Last-Home Sellers: Baby Boomers

In addition to hurting the economy and first-home buyers who buy at the top of the market, unstable house prices hurt older home owners who have to sell at the bottom of the market. 

It turns out older folks tend to view their homes like emergency savings accounts. Ideally, they’d like to live in their houses forever and then leave them to their kids or family when they pass on. 

Those who sell toward the end of their lives do so primarily to pay for unexpected life emergencies like medical expenses and nursing home care, or because they lost their spouse and their spouse’s income (for example, they now only get one Social Security check a month), and they need to sell their house to get money to live on. Most retirees don’t have a $1,000,000 in IRAs and 401(k)s.

Home equity is the largest part of the typical 75+ year old’s net worth. The Federal Reserve’s last Survey of Consumer Finances was in 2019 and it found the median net worth of households headed by people 75 years old and older was only $255,000. Their median home equity was $118,000, or nearly half of their total net worth (46%).

If that life emergency happens at the top of a real estate boom, all that house price volatility works out great for them.

But if that life emergency happens at the bottom of a bust, it just makes things a lot worse for them during one of the most difficult times in their lives. Those last-home sellers have less discretion on when they sell than first-home buyers have on when they buy.

Those who have to sell their houses near the bottom of the market due to illness, or the death of their spouse, make far less money than they would if house prices had increased more sustainably over the years without such huge price booms and price busts. Their Gen-X and Millennial children may have to pitch in more time and money to help mom and/or dad replace the lost home equity.

The huge volatility of house prices devastates first-home buyers who buy at the top of the cycle but it also devastates older folks who have to sell their homes at the bottom of the cycle.

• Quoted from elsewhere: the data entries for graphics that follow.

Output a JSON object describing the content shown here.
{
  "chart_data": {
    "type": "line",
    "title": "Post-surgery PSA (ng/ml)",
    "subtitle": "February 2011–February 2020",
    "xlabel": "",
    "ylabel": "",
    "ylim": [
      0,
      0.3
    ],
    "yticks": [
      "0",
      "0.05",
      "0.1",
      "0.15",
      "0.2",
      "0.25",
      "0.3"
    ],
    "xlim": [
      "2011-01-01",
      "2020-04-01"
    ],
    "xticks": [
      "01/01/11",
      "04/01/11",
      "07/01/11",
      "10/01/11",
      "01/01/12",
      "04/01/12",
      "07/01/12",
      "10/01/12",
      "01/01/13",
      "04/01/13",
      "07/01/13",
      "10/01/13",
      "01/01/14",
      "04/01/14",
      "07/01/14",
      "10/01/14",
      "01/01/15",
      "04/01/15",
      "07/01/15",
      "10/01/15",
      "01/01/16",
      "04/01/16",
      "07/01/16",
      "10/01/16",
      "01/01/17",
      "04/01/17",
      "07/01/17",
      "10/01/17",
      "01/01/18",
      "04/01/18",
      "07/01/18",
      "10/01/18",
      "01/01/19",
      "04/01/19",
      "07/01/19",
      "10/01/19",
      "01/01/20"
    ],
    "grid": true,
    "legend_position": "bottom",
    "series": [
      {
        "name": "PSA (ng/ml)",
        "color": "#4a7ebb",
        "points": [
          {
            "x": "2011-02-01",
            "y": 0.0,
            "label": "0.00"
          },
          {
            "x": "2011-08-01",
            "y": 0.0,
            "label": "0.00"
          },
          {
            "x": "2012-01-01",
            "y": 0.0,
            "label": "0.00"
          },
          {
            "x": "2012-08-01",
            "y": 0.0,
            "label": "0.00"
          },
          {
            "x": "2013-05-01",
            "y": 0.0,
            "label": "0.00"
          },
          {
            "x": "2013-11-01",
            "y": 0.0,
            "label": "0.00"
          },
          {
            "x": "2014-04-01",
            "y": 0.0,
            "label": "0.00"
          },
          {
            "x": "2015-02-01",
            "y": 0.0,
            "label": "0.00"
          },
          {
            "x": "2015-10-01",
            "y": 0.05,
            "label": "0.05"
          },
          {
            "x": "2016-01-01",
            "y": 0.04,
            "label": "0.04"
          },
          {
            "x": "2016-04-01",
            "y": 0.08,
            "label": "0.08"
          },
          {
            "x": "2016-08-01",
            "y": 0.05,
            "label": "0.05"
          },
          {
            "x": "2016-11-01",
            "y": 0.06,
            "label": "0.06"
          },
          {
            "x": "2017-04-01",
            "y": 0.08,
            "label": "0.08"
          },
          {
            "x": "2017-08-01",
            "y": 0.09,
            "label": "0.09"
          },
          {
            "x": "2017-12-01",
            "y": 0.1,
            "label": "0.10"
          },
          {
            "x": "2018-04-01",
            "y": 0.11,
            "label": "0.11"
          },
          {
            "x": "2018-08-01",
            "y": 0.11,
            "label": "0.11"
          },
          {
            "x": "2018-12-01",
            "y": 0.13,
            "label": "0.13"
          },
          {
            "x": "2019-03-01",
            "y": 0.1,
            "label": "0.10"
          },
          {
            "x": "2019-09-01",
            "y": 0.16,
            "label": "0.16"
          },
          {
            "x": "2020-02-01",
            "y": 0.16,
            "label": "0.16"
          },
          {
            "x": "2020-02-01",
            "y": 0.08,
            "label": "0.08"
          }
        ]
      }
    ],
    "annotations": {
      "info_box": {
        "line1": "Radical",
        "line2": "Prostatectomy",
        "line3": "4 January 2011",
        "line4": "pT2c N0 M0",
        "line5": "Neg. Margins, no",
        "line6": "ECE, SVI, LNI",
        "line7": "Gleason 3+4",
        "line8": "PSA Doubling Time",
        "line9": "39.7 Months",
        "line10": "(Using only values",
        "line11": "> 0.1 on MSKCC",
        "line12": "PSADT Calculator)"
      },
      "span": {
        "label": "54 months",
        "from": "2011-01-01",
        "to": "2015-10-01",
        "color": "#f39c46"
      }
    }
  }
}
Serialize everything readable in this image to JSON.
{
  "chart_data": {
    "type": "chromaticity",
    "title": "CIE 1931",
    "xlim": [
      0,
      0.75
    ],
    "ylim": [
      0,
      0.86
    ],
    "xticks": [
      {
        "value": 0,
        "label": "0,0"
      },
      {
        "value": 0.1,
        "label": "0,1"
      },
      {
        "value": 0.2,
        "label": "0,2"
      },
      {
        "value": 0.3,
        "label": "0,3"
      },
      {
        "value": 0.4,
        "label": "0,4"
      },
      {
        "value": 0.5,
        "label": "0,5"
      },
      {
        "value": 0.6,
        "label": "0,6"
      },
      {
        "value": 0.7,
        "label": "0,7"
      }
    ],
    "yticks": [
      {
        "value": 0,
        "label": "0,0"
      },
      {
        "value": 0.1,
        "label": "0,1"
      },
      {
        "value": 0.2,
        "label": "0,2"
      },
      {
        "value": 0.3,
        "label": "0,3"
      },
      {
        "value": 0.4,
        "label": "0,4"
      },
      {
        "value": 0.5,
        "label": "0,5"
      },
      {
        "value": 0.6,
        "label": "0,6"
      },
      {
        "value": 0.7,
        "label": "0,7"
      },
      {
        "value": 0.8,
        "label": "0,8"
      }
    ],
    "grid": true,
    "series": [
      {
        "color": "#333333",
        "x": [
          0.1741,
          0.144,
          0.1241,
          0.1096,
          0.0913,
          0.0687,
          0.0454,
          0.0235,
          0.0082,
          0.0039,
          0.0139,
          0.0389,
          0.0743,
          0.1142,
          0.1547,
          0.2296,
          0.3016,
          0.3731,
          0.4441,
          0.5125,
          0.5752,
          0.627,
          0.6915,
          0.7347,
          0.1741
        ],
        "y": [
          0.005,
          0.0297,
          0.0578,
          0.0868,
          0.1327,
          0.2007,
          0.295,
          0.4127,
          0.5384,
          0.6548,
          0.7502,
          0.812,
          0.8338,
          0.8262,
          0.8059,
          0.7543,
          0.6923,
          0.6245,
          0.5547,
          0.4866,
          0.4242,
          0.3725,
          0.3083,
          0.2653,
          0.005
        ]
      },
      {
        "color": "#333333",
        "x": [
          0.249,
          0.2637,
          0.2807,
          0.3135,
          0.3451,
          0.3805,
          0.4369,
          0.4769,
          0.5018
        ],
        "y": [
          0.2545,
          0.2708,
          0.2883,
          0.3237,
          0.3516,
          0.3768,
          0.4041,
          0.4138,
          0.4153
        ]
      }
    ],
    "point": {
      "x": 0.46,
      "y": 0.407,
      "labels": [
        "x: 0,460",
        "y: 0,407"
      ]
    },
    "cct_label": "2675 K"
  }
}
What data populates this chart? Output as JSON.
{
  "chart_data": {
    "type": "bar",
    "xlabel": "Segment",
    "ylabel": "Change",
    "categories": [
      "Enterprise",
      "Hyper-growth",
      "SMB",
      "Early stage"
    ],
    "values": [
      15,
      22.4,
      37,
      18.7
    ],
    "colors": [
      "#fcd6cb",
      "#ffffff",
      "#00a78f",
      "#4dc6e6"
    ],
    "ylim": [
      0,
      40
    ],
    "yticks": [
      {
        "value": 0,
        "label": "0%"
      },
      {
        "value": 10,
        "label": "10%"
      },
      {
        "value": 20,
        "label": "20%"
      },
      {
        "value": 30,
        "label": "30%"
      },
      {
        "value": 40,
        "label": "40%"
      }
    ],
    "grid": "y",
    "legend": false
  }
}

Boomers, Gen-Xers, Millennials and Gen-Zers should first work together to eliminate the many government policies that destabilize their house prices and family wealth. 

More sustainable house price increases would mean if Boomers have to sell in their later years they aren’t punished as much financially for having a death or sickness in the family in the wrong year. Similarly, Millennials wouldn’t be punished as much financially for falling in love, getting married, or wanting to start a family, and buying a house in the wrong year.

And our overall economy would be much larger if we had more sustainable house price increases. The U.S. would be permanently richer because housing busts can reduce economic growth for years.

It’s true that home owners tend to like it when house prices increase crazy fast but Boomer home owners should realize they may have to sell during any bust that follows unsustainable house price increases. The older they are, the more likely they’ll have to sell during any bust that follows. 

More stable house prices would lead to more stable American families of all ages.  

It’s too late now to stop the recent boom in house prices but we can decide now that in the future we want more sustainable house price increases and more sustainable family wealth creation.